To achieve high selectivity in the transformation from peroxymonosulfate to singlet oxygen, adaptive tuning of atomic spin state as the peroxymonosulfate structure varied is crucial. The angstrom confinement can effectively tune spin state, but developing an adaptive angstrom-confined atomic system is challenging. Angstrom-confined cobalt (Co) manganese (Mn) dual single atoms within flexible 2D carbon nitride interlayer are constructed to drive adaptive tuning of spin state by changing atomic coordination under angstrom confinement. The in situ characterizations and density functional theory calculations showed that medium-spin Co in Co─N₄ absorbed electrons after the adsorption of peroxymonosulfate on CoMn dual single-atom sites and then cleaved O─H of peroxymonosulfate to facilitate ^*SO₅ generation, while the introduction of ^*SO₅ increased interlayer distance and then cleaved Co─N and Mn─N, resulting in the spin state transition from medium to high.
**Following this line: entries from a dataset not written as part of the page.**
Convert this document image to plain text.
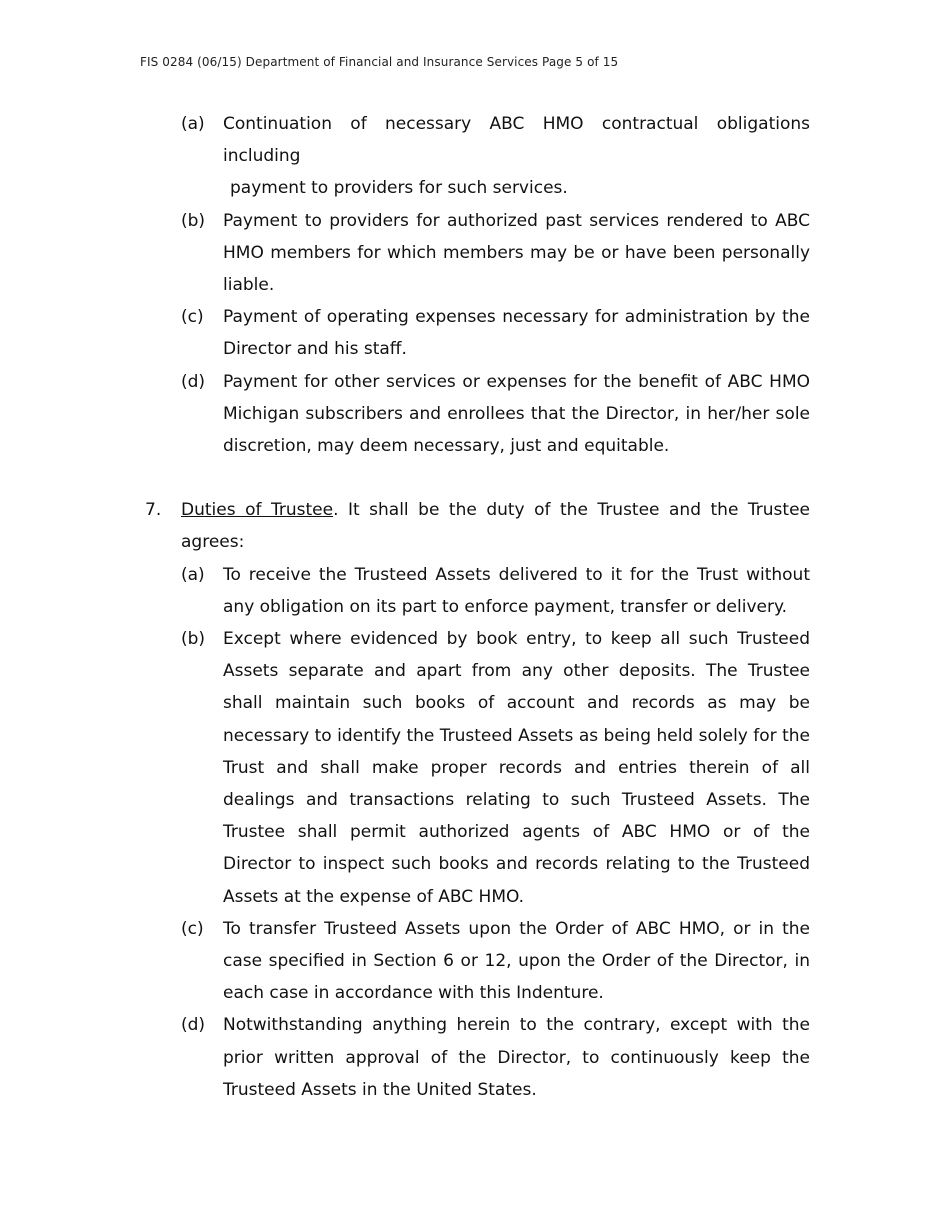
FIS 0284 (06/15) Department of Financial and Insurance Services Page 5 of 15
(a)	Continuation of necessary ABC HMO contractual obligations including
payment to providers for such services.
(b)	Payment to providers for authorized past services rendered to ABC HMO members for which members may be or have been personally liable.
(c)	Payment of operating expenses necessary for administration by the Director and his staff.
(d)	Payment for other services or expenses for the benefit of ABC HMO Michigan subscribers and enrollees that the Director, in her/her sole discretion, may deem necessary, just and equitable.
7.	Duties of Trustee. It shall be the duty of the Trustee and the Trustee agrees:
(a)	To receive the Trusteed Assets delivered to it for the Trust without any obligation on its part to enforce payment, transfer or delivery.
(b)	Except where evidenced by book entry, to keep all such Trusteed Assets separate and apart from any other deposits. The Trustee shall maintain such books of account and records as may be necessary to identify the Trusteed Assets as being held solely for the Trust and shall make proper records and entries therein of all dealings and transactions relating to such Trusteed Assets. The Trustee shall permit authorized agents of ABC HMO or of the Director to inspect such books and records relating to the Trusteed Assets at the expense of ABC HMO.
(c)	To transfer Trusteed Assets upon the Order of ABC HMO, or in the case specified in Section 6 or 12, upon the Order of the Director, in each case in accordance with this Indenture.
(d)	Notwithstanding anything herein to the contrary, except with the prior written approval of the Director, to continuously keep the Trusteed Assets in the United States.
Subsequently, the high-spin Co and Mn in Co─N₂ and Mn─N₂ desorbed the ^*O₂ from ^*SO₅, restoring the initial medium spin state. The adaptive spin state transition enhanced 38.6-fold singlet oxygen yield compared to the unconfined control. The proposed angstrom-confined diatomic strategy is applicable to serial diatomic catalysts, providing an efficient and universal design scheme for singlet oxygen-mediated selective wastewater treatment technology at the atomic level.